We do know some basic information about the POST form, though, because of the terms of the new law itself that neither the committee nor MDHHS will be able to change.
- Emergency medical responders and health professionals in settings other than hospitals will be able to implement those orders without any further contact with the physician.
- The POST form will not function as physician orders in a hospital. But doctors in a hospital will be able to use the form as a “communication tool” as the new law says. Presumably this means that the hospital doctors will be able to see what the patient’s attending physician and the patient agreed upon, and then incorporate those decisions into their own plan of care if they choose to.
- A patient, guardian or patient advocate can sign a POST form. The new law gives guardians and patient advocates guidelines on how to decide whether to sign a POST form and what physician orders to agree to.
- POST forms must be reviewed periodically and when certain key changes happen.
- The new law permits an Advocate, guardian, or attending physician - in addition to the patient personally - to revoke the POST form in certain situations.
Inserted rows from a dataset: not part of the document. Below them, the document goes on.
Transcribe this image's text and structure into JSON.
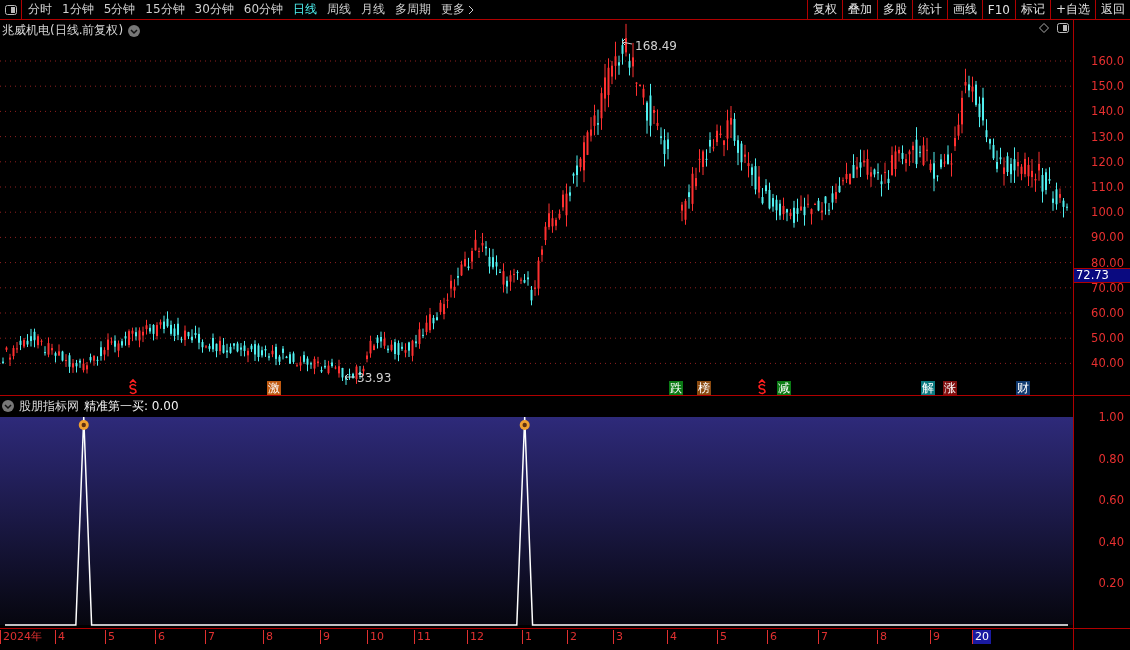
{
  "toolbar": {
    "periods": [
      {
        "label": "分时",
        "selected": false
      },
      {
        "label": "1分钟",
        "selected": false
      },
      {
        "label": "5分钟",
        "selected": false
      },
      {
        "label": "15分钟",
        "selected": false
      },
      {
        "label": "30分钟",
        "selected": false
      },
      {
        "label": "60分钟",
        "selected": false
      },
      {
        "label": "日线",
        "selected": true
      },
      {
        "label": "周线",
        "selected": false
      },
      {
        "label": "月线",
        "selected": false
      },
      {
        "label": "多周期",
        "selected": false
      }
    ],
    "more": "更多",
    "buttons": [
      "复权",
      "叠加",
      "多股",
      "统计",
      "画线",
      "F10",
      "标记",
      "+自选",
      "返回"
    ]
  },
  "main_chart": {
    "title": "兆威机电(日线.前复权)",
    "high_label": "168.49",
    "low_label": "33.93",
    "price_axis": [
      "160.0",
      "150.0",
      "140.0",
      "130.0",
      "120.0",
      "110.0",
      "100.0",
      "90.00",
      "80.00",
      "70.00",
      "60.00",
      "50.00",
      "40.00"
    ],
    "current_price": "72.73",
    "markers": [
      {
        "kind": "dollar"
      },
      {
        "kind": "badge",
        "label": "激",
        "color": "#c05a10"
      },
      {
        "kind": "badge",
        "label": "跌",
        "color": "#0a7a14"
      },
      {
        "kind": "badge",
        "label": "榜",
        "color": "#8a4a10"
      },
      {
        "kind": "dollar"
      },
      {
        "kind": "badge",
        "label": "减",
        "color": "#0a7a14"
      },
      {
        "kind": "badge",
        "label": "解",
        "color": "#0a7a80"
      },
      {
        "kind": "badge",
        "label": "涨",
        "color": "#801010"
      },
      {
        "kind": "badge",
        "label": "财",
        "color": "#103a70"
      }
    ]
  },
  "indicator": {
    "title": "股朋指标网",
    "reading": "精准第一买: 0.00",
    "chart_data": {
      "type": "line",
      "ylim": [
        0,
        1
      ],
      "yticks": [
        {
          "value": 1,
          "label": "1.00"
        },
        {
          "value": 0.8,
          "label": "0.80"
        },
        {
          "value": 0.6,
          "label": "0.60"
        },
        {
          "value": 0.4,
          "label": "0.40"
        },
        {
          "value": 0.2,
          "label": "0.20"
        }
      ],
      "series": [
        {
          "color": "#ffffff",
          "values": [
            0,
            0,
            0,
            0,
            0,
            0,
            0,
            0,
            0,
            0,
            1,
            0,
            0,
            0,
            0,
            0,
            0,
            0,
            0,
            0,
            0,
            0,
            0,
            0,
            0,
            0,
            0,
            0,
            0,
            0,
            0,
            0,
            0,
            0,
            0,
            0,
            0,
            0,
            0,
            0,
            0,
            0,
            0,
            0,
            0,
            0,
            0,
            0,
            0,
            0,
            0,
            0,
            0,
            0,
            0,
            0,
            0,
            0,
            0,
            0,
            0,
            0,
            0,
            0,
            0,
            0,
            1,
            0,
            0,
            0,
            0,
            0,
            0,
            0,
            0,
            0,
            0,
            0,
            0,
            0,
            0,
            0,
            0,
            0,
            0,
            0,
            0,
            0,
            0,
            0,
            0,
            0,
            0,
            0,
            0,
            0,
            0,
            0,
            0,
            0,
            0,
            0,
            0,
            0,
            0,
            0,
            0,
            0,
            0,
            0,
            0,
            0,
            0,
            0,
            0,
            0,
            0,
            0,
            0,
            0,
            0,
            0,
            0,
            0,
            0,
            0,
            0,
            0,
            0,
            0,
            0,
            0,
            0,
            0,
            0,
            0
          ]
        }
      ]
    }
  },
  "time_axis": [
    {
      "label": "2024年",
      "highlighted": false
    },
    {
      "label": "4",
      "highlighted": false
    },
    {
      "label": "5",
      "highlighted": false
    },
    {
      "label": "6",
      "highlighted": false
    },
    {
      "label": "7",
      "highlighted": false
    },
    {
      "label": "8",
      "highlighted": false
    },
    {
      "label": "9",
      "highlighted": false
    },
    {
      "label": "10",
      "highlighted": false
    },
    {
      "label": "11",
      "highlighted": false
    },
    {
      "label": "12",
      "highlighted": false
    },
    {
      "label": "1",
      "highlighted": false
    },
    {
      "label": "2",
      "highlighted": false
    },
    {
      "label": "3",
      "highlighted": false
    },
    {
      "label": "4",
      "highlighted": false
    },
    {
      "label": "5",
      "highlighted": false
    },
    {
      "label": "6",
      "highlighted": false
    },
    {
      "label": "7",
      "highlighted": false
    },
    {
      "label": "8",
      "highlighted": false
    },
    {
      "label": "9",
      "highlighted": false
    },
    {
      "label": "20",
      "highlighted": true
    }
  ]
}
POST forms are different from Do Not Resuscitate Orders and Patient Advocate Designations (a/k/a Durable Power of Attorney for Health Care)–both of which have been available to Michigan residents for years–in the following ways:
- POST forms are very similar to Do Not Resuscitate Orders, but apply to many more kinds of treatment than just administration of CPR. Until MDHHS distributes the official POST form, we won’t know the type of treatment modalities it will address. It likely will cover ventilators, blood transfusions, kidney dialysis, intravenous solutions, and tube feedings. Many seriously ill individuals have strong feelings about these kinds of treatments, and decisions about them are often difficult for patients, families, and health care providers.
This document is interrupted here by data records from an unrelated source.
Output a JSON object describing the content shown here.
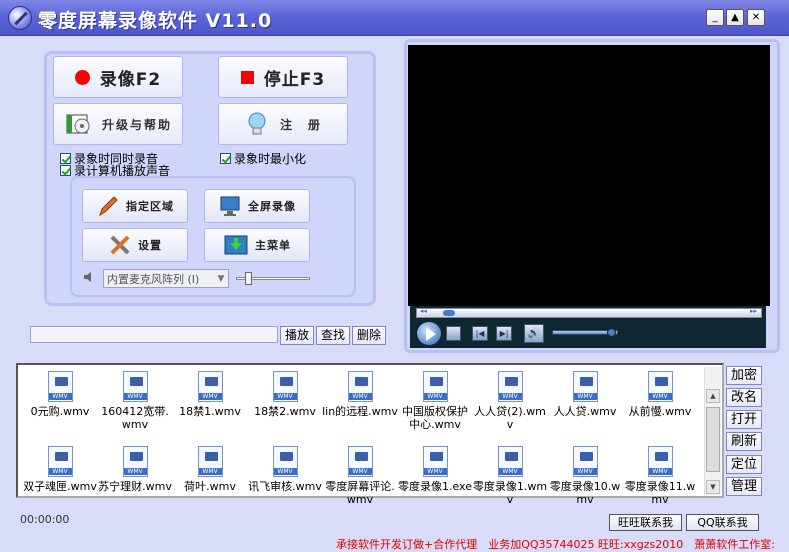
{
  "app": {
    "title": "零度屏幕录像软件 V11.0"
  },
  "window_buttons": {
    "minimize": "_",
    "maximize": "▲",
    "close": "✕"
  },
  "main_buttons": {
    "record": "录像F2",
    "stop": "停止F3",
    "upgrade_help": "升级与帮助",
    "register": "注　册"
  },
  "options": {
    "record_audio": "录象时同时录音",
    "minimize_on_record": "录象时最小化",
    "record_system_sound": "录计算机播放声音"
  },
  "tools": {
    "select_area": "指定区域",
    "fullscreen": "全屏录像",
    "settings": "设置",
    "main_menu": "主菜单"
  },
  "audio": {
    "device": "内置麦克风阵列 (I)",
    "volume_pct": 12
  },
  "file_actions": {
    "play": "播放",
    "find": "查找",
    "delete": "删除"
  },
  "player": {
    "progress_pct": 2,
    "volume_pct": 90
  },
  "files": [
    "0元购.wmv",
    "160412宽带.wmv",
    "18禁1.wmv",
    "18禁2.wmv",
    "lin的远程.wmv",
    "中国版权保护中心.wmv",
    "人人贷(2).wmv",
    "人人贷.wmv",
    "从前慢.wmv",
    "双子魂匣.wmv",
    "苏宁理财.wmv",
    "荷叶.wmv",
    "讯飞审核.wmv",
    "零度屏幕评论.wmv",
    "零度录像1.exe",
    "零度录像1.wmv",
    "零度录像10.wmv",
    "零度录像11.wmv"
  ],
  "side_buttons": [
    "加密",
    "改名",
    "打开",
    "刷新",
    "定位",
    "管理"
  ],
  "status": {
    "time": "00:00:00",
    "wangwang": "旺旺联系我",
    "qq": "QQ联系我",
    "footer": "承接软件开发订做+合作代理　业务加QQ35744025 旺旺:xxgzs2010　萧萧软件工作室:"
  }
}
- POST forms are quite different from Patient Advocate Designations. In a Patient Advocate Designation, a patient names an individual (the Advocate) to make treatment decisions for the patient if the patient is unable to do so. The patient may also express care wishes to guide the Advocate. Conversely, a POST form is an executable physician order that tells health care professionals exactly what to do just as though the physician were present.
While we wait for the committee and MDHHS to do their work, there are a number of potential issues to be considered:
- How will POST forms, Patient Advocate Designations and Do Not Resuscitate Orders all work together? What if there are different instructions in these documents? The new law gives us some answers, but not all questions are resolved. Obviously best practice is for a patient to simultaneously update and harmonize all three documents on a regular basis, but this will not always happen.
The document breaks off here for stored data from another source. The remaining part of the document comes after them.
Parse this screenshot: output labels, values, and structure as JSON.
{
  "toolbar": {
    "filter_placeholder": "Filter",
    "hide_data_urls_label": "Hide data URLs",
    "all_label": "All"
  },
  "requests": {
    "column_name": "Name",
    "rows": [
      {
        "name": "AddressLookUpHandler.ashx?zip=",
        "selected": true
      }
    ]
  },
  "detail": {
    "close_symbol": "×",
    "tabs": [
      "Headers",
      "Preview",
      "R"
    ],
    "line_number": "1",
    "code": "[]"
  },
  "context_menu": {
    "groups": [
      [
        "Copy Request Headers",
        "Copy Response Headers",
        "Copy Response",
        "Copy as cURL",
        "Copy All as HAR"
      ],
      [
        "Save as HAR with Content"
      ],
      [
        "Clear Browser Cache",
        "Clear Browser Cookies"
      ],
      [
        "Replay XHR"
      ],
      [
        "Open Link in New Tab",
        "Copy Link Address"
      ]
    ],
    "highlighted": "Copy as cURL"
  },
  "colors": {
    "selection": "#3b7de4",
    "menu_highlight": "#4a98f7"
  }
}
- How binding are the POST orders? The law does not require that Emergency medical responders must follow the orders in the POST form in all situations. This provides needed flexibility to adapt the POST form to nuanced circumstances – but will it also have the unintended effect of disregarding a patient’s wishes?
- Will the POST form accommodate individualized orders that allow the patient and attending physician to narrowly hone application of the order to differing patient conditions? Or will the POST form be a one-size-fits-all list of check boxes? If the latter, how will physicians and patients address variations in patient need and wishes?